Grégoire Bouillier joue avec les lecteurs. Il joue littéralement. Au point par exemple d’ajouter une parenthèse, en apparence incongrue, au début d’un chapitre – on pense qu’il s’agit d’une coquille – pour achever ledit chapitre par ces mots « fermons la parenthèse » … suivis d’une parenthèse fermée. 
Il joue aussi avec nous quand il nous annonce au début du chapitre 45 qu’au détour de la page 97, il a volontairement éliminé le chapitre 11, passant directement du chapitre 10 au chapitre 12… Il sait pertinemment, le bougre, qu’aucun de ses lecteurs, sauf ceux qui auraient été, comme il le dit, particulièrement attentifs et auraient peut-être songé à une bourde de relecture chez Flammarion, ne pourraient à ce stade poursuivre la lecture sans vérifier les faits et s’apercevoir de l’espièglerie de l’auteur. Une espièglerie signifiante et malgré tout utile à la manifestation de la vérité… Sacré Grégoire !  

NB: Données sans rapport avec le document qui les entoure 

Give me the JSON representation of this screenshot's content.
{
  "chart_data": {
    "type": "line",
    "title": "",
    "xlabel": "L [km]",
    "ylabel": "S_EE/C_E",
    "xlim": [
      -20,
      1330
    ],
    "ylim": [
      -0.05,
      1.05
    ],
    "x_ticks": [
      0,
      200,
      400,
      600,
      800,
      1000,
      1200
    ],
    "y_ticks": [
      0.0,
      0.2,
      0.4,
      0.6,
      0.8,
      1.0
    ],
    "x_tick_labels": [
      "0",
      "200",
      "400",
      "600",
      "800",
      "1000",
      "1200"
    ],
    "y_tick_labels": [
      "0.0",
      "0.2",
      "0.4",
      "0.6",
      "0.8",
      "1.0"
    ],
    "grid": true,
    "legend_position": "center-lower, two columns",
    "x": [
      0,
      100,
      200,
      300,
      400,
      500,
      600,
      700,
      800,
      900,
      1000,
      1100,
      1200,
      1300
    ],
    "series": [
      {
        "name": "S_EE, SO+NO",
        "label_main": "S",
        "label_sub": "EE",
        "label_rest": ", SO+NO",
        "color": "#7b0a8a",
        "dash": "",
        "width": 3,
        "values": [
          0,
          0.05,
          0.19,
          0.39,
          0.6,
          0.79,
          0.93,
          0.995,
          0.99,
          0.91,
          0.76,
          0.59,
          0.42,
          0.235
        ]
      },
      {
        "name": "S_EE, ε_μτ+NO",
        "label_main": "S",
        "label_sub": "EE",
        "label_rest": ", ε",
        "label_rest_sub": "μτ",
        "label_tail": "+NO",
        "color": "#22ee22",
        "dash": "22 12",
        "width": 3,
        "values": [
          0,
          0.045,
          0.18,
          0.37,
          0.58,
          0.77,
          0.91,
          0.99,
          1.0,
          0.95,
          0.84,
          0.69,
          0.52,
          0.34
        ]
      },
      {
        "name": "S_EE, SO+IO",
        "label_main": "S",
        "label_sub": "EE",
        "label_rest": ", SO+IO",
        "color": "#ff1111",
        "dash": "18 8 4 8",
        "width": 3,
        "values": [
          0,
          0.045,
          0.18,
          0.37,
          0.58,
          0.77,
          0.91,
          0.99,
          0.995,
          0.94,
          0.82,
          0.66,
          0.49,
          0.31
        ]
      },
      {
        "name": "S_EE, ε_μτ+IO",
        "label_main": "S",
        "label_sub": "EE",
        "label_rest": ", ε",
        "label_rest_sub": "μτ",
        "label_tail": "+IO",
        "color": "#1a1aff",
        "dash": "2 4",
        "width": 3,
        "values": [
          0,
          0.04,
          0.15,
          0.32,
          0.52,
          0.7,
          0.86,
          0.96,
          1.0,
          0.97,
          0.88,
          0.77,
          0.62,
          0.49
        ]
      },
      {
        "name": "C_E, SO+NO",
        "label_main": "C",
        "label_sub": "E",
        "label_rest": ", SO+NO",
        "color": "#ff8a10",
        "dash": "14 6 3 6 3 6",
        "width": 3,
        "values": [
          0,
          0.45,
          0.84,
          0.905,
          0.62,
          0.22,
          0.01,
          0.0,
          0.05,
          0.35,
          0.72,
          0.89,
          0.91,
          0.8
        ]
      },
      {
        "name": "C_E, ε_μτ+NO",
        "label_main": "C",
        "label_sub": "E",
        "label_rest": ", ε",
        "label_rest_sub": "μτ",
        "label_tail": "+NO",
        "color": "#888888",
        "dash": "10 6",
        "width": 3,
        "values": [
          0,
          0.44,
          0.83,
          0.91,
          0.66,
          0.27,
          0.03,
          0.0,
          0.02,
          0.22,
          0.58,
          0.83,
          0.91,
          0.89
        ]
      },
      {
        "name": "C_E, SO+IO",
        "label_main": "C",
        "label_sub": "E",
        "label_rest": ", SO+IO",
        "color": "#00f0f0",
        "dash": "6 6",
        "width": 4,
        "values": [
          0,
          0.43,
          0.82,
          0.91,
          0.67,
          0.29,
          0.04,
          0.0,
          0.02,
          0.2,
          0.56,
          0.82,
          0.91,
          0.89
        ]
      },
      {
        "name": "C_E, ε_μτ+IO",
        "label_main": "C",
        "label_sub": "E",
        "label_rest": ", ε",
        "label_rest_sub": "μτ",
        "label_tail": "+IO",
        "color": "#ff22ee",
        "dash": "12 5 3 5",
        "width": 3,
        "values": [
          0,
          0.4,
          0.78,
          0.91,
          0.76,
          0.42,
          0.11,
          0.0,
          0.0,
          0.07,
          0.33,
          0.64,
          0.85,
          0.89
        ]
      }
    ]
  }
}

Original aussi ce renvoi régulier de Bouillier aux pièces à conviction de la vie et de la fin (la faim ?) de Marcelle Pichon. S’il publie en effet directement au cœur de l’ouvrage un certain nombre de documents en noir et blanc, l’ensemble des pièces à conviction de l’enquête (photos, arbre généalogique, etc.) est disponible sur un site Internet dédié à l’adresse LeCoeurNeCedePas.com. Brillante et séduisante idée ! 
Notons au passage, que l’auteur a même obtenu d’un génie du dessin (Fabrice Caro, dit Fabcaro) la reproduction, on serait tenté de dire « à l’aveugle », d’une photo du couple formé par Marcelle et un certain Paul ; mais ne divulgâchons pas… Ce serait dommage !  

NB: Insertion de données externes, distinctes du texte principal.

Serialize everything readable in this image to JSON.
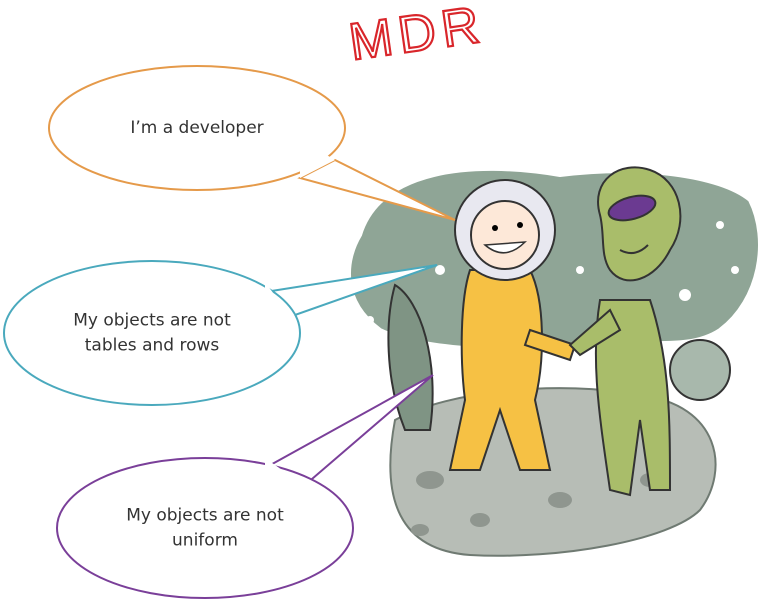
{
  "annotation": "MDR",
  "callouts": [
    {
      "lines": [
        "I’m a developer"
      ],
      "color": "#e59a4a"
    },
    {
      "lines": [
        "My objects are not",
        "tables and rows"
      ],
      "color": "#4aa9bd"
    },
    {
      "lines": [
        "My objects are not",
        "uniform"
      ],
      "color": "#7a3f99"
    }
  ]
}
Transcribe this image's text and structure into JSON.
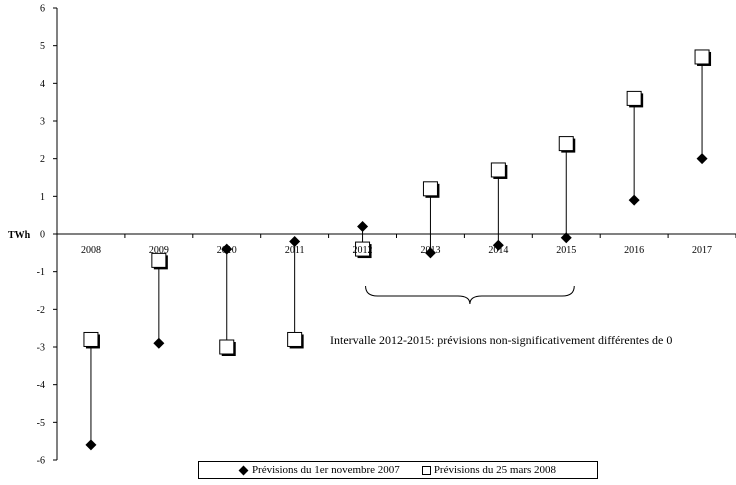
{
  "chart_data": {
    "type": "scatter",
    "ylabel": "TWh",
    "ylim": [
      -6,
      6
    ],
    "yticks": [
      "6",
      "5",
      "4",
      "3",
      "2",
      "1",
      "0",
      "-1",
      "-2",
      "-3",
      "-4",
      "-5",
      "-6"
    ],
    "categories": [
      "2008",
      "2009",
      "2010",
      "2011",
      "2012",
      "2013",
      "2014",
      "2015",
      "2016",
      "2017"
    ],
    "series": [
      {
        "name": "Prévisions du 1er novembre 2007",
        "marker": "diamond",
        "values": [
          -5.6,
          -2.9,
          -0.4,
          -0.2,
          0.2,
          -0.5,
          -0.3,
          -0.1,
          0.9,
          2.0
        ]
      },
      {
        "name": "Prévisions du 25 mars 2008",
        "marker": "square",
        "values": [
          -2.8,
          -0.7,
          -3.0,
          -2.8,
          -0.4,
          1.2,
          1.7,
          2.4,
          3.6,
          4.7
        ]
      }
    ],
    "annotation": "Intervalle 2012-2015: prévisions non-significativement différentes de 0",
    "bracket_range": [
      "2012",
      "2015"
    ],
    "grid": false,
    "legend_position": "bottom"
  }
}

Bouillier n’est définitivement pas le commun des mortels. C’est un grand écrivain qui n’a pas encore la notoriété qu’il mérite ! Oui, je sais, compte tenu de ce que j’ai dit au début, on me rétorquera que je ne suis pas très objectif. Et on aura raison. Nonobstant, je ne sais pas si le jury du Prix Goncourt, ou de l’un des autres prix pour lesquels « Le cœur ne cède pas » est sélectionné, aura la bonne idée de le couronner le 3 novembre prochain. Ce que je sais, c’est que si je faisais partie de ce jury, présidé par Didier Decoin, je voterais sans hésiter pour lui ! Et deux fois même, si le bourrage d’urne passait inaperçu… 

Vous l’avez compris, ce livre est un coup de cœur. D’un cœur qui a cédé, de bonheur cette fois, à la lecture du livre de Grégoire Bouillier vraiment foisonnant, absolument magnifique, infiniment jubilatoire !   

© Gérard KLECZEWSKI

« Le cœur ne cède pas », de Grégoire Bouillier. Editions Flammarion. 912 pages. 26€. Epub : 17,99€. Paru le 31 août 2022. ISBN-13 : 978-2080247377.